Researchers have successfully identified biological signatures in pediatric patients with newly diagnosed Crohn’s disease (CD) capable of predicting whether a child will develop disease–related complications requiring major surgery within three to five years. The results of this research, “Prediction of complicated disease course for children newly diagnosed with Crohn’s disease: a multicentre inception cohort study,” was published in The Lancet journal.

This groundbreaking work is a multicenter research initiative that consists of 25 U.S. institutions and three from Canada and a cohort of 1,112 CD children enrolled at diagnosis, of which 913 were included in the published study. Of the 28 research sites, four are located in Atlanta – Emory University, Georgia Institute of Technology, Children’s Healthcare of Atlanta, and the Children’s Center for Digestive Health Care. The goal of this research was to identify measurable indicators of the two most common complications in pediatric Crohn’s disease that require surgery – stricturing and penetrating disease.

“Twenty five percent of patients with Crohn’s disease account for 80 percent of complications, hospitalizations, surgery and health care costs. The aim of RISK is to preemptively identify those 25 percent of patients at diagnosis,” Subra Kugathasan, MD, Emory University, principal investigator and lead author of the paper. “Through the study of baseline gene expression, immune reactivity, and intestinal bacteria, we have identified distinct biological signatures capable of predicting stricturing and penetrating disease, at diagnosis. After analyzing millions of biological and clinical data points, RISK has generated a composite risk stratification model.”

RISK study researchers looked at intestinal gene expression levels to identify risk factor genes whose levels are altered at enrollment, and identified distinct biological gene expression signatures at baseline that could distinguish children who will develop strictures form those who develop fistulas or abscesses, without the confounding effects of treatment on gene expression. Therefore, these genetic signatures together with other biological and clinical variables they evaluated could be used as predictors of complications and treatment outcomes at diagnosis.

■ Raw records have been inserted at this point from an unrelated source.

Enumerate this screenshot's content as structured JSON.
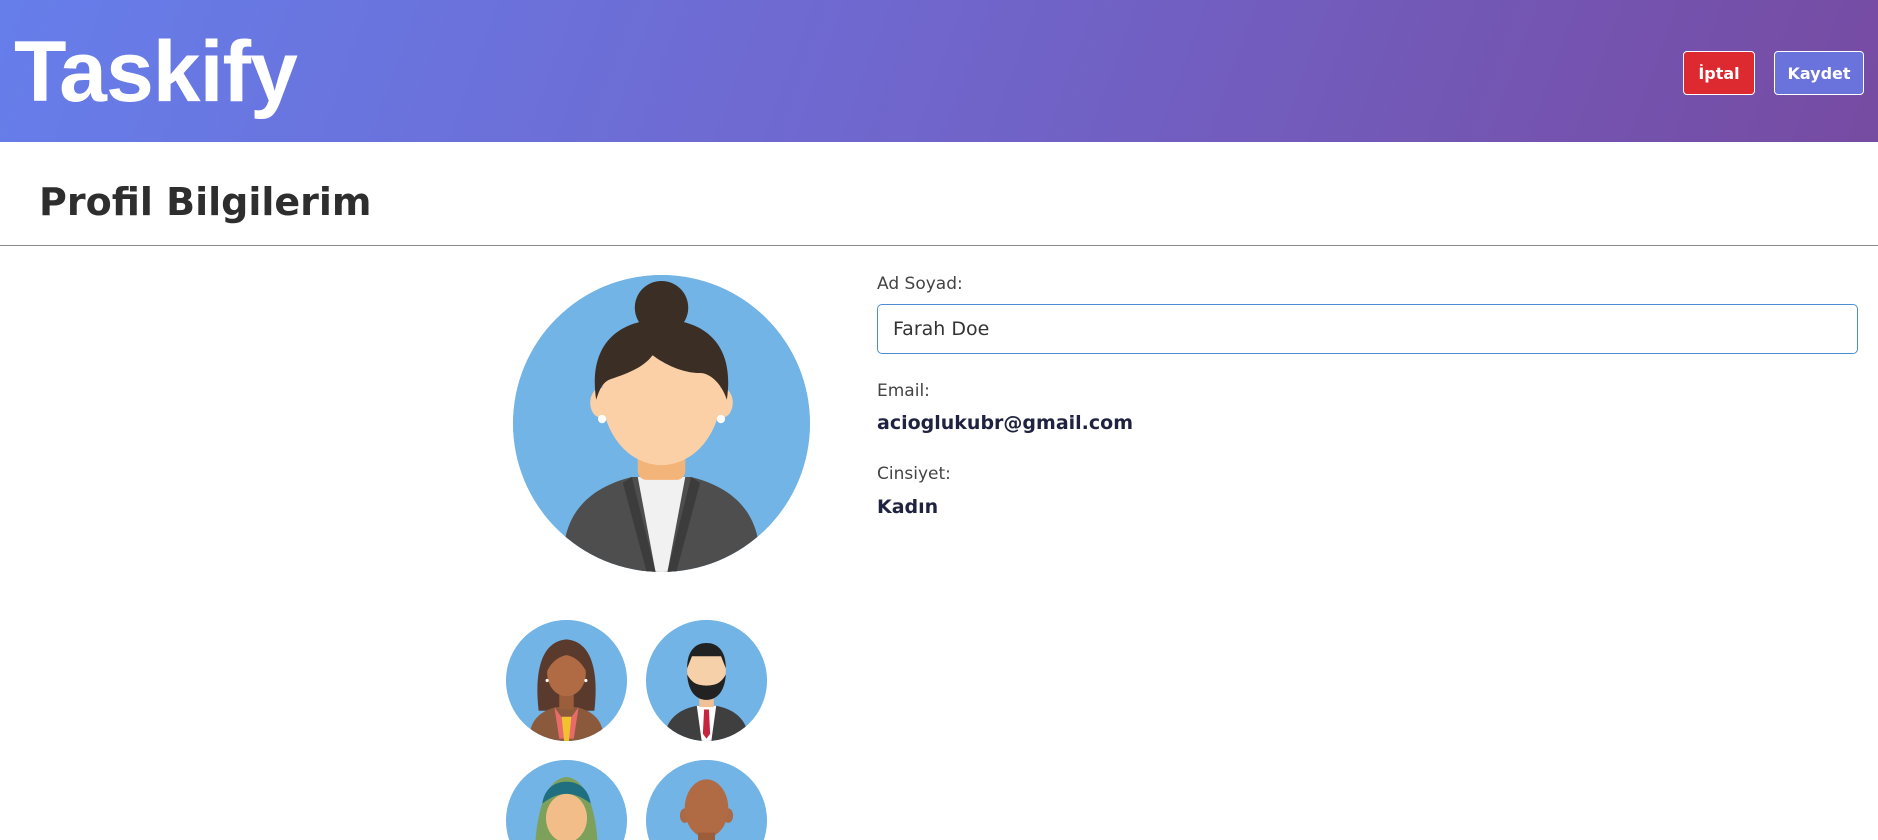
{
  "app": {
    "title": "Taskify"
  },
  "header": {
    "cancel_label": "İptal",
    "save_label": "Kaydet",
    "gradient_start": "#667eea",
    "gradient_end": "#764ba2",
    "cancel_color": "#dc2a30"
  },
  "page": {
    "title": "Profil Bilgilerim"
  },
  "profile": {
    "name_label": "Ad Soyad:",
    "name_value": "Farah Doe",
    "email_label": "Email:",
    "email_value": "acioglukubr@gmail.com",
    "gender_label": "Cinsiyet:",
    "gender_value": "Kadın"
  },
  "avatars": {
    "selected": "woman-bun-avatar",
    "options": [
      "woman-long-hair-avatar",
      "man-beard-avatar",
      "woman-hijab-avatar",
      "man-bald-avatar"
    ],
    "background_color": "#72b4e6"
  }
}
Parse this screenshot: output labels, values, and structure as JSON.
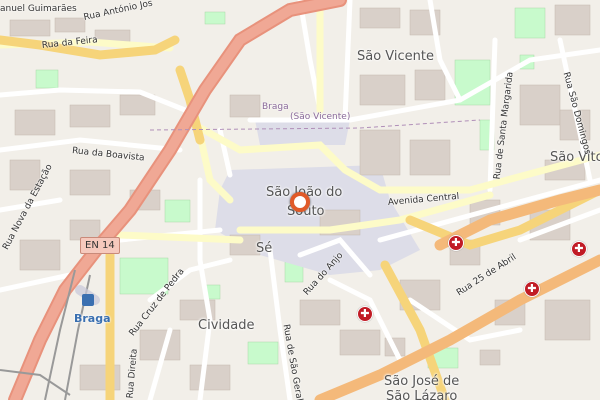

In addition to providing predictive biological signatures for development of complications, the RISK study also found that patients who receive early anti–TNFa biologic treatment, within three months of diagnosis, were less likely to develop penetrating complications. However, patients with stricturing complications were poorly responsive to early intervention with biologics. These data support the utility of risk stratification of pediatric Crohn’s disease patients at diagnosis, and may guide early tailored use of anti–TNFa therapy.

As part of the study, Georgia Tech postdoctoral researcher Urko Marigorta analyzed RNAseq gene expression data from biopsies provided by Cincinnati Children's Hospital. The work identified dozens of pathways that are differentially expressed in complicated disease, and showed that immune activity is more disrupted in penetrating disease while extracellular matrix is more involved in stricturing disease.

“The involvement of TNF–alpha signaling in progression to stricturing disease is consistent with the overall finding that these are the patients who respond to TNF–alpha therapy,” said Greg Gibson, a professor in the Georgia Tech School of Biological Sciences and one of the paper’s co–authors.